Despite students concerns that these changes will wreak
havoc on NYU club and student life, Sally Arthur, the Vice President
of Student Affairs, has said shed bet [her] last dime
students are going to like it.
At a recent Town Hall Meeting, Arthur thanked club members for
their cooperation during the transition between Loeb and Kimmel,
saying that students didnt make a whimper when
Loeb was destroyed and they were forced to make due with temporary
accomodations.
In fact, students did make a whimper and much more. On
April 22, 1999, students protested the change from a Student
Center to a Center for University Life and 120
undergraduates held a silent sit-in outside a University Senate
Meeting, holding signs that read Not Your University,
directing the message at administraters entering the meeting.
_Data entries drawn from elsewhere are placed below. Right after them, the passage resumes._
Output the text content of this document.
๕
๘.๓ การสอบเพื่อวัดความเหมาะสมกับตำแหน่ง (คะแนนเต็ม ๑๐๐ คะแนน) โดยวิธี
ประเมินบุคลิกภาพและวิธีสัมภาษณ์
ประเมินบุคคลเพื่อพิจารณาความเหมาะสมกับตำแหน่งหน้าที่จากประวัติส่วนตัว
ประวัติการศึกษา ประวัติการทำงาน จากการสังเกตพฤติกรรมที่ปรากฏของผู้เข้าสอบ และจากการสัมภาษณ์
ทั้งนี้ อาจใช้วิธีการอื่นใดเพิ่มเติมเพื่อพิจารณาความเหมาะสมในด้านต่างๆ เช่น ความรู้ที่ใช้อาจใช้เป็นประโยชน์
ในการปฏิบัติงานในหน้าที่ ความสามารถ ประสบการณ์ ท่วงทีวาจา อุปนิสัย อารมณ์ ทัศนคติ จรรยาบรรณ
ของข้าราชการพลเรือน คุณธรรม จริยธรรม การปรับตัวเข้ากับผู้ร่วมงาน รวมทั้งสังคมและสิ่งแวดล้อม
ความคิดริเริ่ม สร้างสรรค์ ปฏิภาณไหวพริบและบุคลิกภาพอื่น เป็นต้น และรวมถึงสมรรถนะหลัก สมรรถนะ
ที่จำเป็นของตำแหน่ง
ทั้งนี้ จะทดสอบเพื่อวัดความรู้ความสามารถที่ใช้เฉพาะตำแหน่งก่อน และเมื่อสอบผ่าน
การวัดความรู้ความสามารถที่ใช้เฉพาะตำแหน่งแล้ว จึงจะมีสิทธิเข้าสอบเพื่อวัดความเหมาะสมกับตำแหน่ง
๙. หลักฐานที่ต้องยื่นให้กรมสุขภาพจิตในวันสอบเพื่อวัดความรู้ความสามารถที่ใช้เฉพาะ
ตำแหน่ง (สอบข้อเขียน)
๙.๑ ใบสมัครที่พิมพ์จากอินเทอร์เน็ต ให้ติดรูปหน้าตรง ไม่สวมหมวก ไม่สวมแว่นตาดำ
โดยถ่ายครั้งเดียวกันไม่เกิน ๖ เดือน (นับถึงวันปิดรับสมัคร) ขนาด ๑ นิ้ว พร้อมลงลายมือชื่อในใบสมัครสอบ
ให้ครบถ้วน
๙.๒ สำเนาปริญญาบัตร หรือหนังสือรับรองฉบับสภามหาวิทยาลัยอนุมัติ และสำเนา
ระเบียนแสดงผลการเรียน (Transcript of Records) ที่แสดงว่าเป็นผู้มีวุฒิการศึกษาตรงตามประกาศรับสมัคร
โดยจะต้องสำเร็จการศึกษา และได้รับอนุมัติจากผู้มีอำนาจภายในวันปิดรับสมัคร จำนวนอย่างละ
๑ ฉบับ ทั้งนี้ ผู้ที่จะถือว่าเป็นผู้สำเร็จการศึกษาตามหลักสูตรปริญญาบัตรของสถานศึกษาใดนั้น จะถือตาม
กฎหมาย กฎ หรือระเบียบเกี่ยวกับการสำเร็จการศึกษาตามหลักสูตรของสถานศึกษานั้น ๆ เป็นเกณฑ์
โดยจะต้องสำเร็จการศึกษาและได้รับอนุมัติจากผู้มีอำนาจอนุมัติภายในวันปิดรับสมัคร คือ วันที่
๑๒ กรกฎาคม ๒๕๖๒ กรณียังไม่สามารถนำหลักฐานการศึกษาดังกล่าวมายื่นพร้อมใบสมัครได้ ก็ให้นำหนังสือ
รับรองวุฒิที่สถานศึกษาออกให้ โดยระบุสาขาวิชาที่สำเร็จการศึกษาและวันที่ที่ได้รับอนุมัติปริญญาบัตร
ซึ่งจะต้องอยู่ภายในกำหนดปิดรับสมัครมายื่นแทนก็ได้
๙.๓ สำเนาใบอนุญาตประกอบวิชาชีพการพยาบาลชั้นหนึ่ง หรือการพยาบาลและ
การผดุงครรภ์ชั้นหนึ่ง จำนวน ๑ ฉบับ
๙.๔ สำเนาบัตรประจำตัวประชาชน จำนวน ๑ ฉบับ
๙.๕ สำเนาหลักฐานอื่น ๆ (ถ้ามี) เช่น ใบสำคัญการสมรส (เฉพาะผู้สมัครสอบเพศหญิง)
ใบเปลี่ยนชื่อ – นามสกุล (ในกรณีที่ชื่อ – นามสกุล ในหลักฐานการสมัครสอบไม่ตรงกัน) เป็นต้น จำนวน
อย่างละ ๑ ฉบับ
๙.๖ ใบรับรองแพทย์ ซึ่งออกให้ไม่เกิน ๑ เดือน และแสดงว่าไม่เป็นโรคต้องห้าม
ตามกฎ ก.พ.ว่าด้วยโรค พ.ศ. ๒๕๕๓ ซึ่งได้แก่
The community also objected to the plans for Kimmel, fearing that
another tall NYU building adjacent to Washington Square would
block out the sun in the park durring most hours of day. Community
members held pickets and curculated petitions, bringing attention
to the Kimmel issue, and to NYUs ever-expanding real estate
ventures.
In response to this pressure, the NYU administration established
a student committee to give recomendations concerning student
space in Kimmel. NYU also altered the plans for Kimmel Center,
promising that the top two floors would be encased in glass, allowing
sunlight to filter through.
But NYUs basic plan has remained unchanged. Kimmel will
be a Center for University Life, and a cash cow for NYU. Instead
of the large, open student lounges that seniors remember from
Loeb, there will be several smaller lounges of the kind we now
have in Mercer Lounge or Main Building.
Instead of offices, clubs will be offered file cabinets for storage,
forcing many to dispose of bulky objects like club libraries and
records, trophies, microwaves, banners and signs. Instead of rooms
reserved for student meetings, clubs will have to share with classes
and academic confrences. At the Town Hall meeting, Vice Provost
Richard Stanley promised that students would have priority
in room scheduling, but this has not been backed up with concrete
plans. As it stands now, scheduling will take place on a first-come,
frist-serve basis -- meaning that students will almost certainly
lose out to the Office of the Registrar, private companies, and
conferences planned months in advance, and that student life will
be sacrificed in the service of higher revenue for the University.
That money-making activities have taken a higher priority than
student life in Kimmel is not unique to NYU. Students at universities
in many parts of the country are losing space to activies that
more efficiently profit their schools. It seems likely that plans
for Kimmel will be equally detrimental to student life at NYU.
Victoria Cepeida-Mojaro, a Student Senator and political Chair
of LUCHA, says she is unhappy with the lack of student involvement
in these plans. Cepeida-Mojarro charges that arrangements
in Kimmel constitute a divide and conquor method to
undermine campus activities. Lacking offices, and with rooms scarce,
different clubs -- sometimes with contrary purposes -- will be
forced to meet, discuss and debate internal club concerns in the
same room: a setup in which there is not a physical place
to facilitate open dialogue within groups. Nor will there
be ample physical space for individual students to meet, or for
student organizations to hold events, and an already lacking campus
culture is sure to have the breeze taken out of its sails.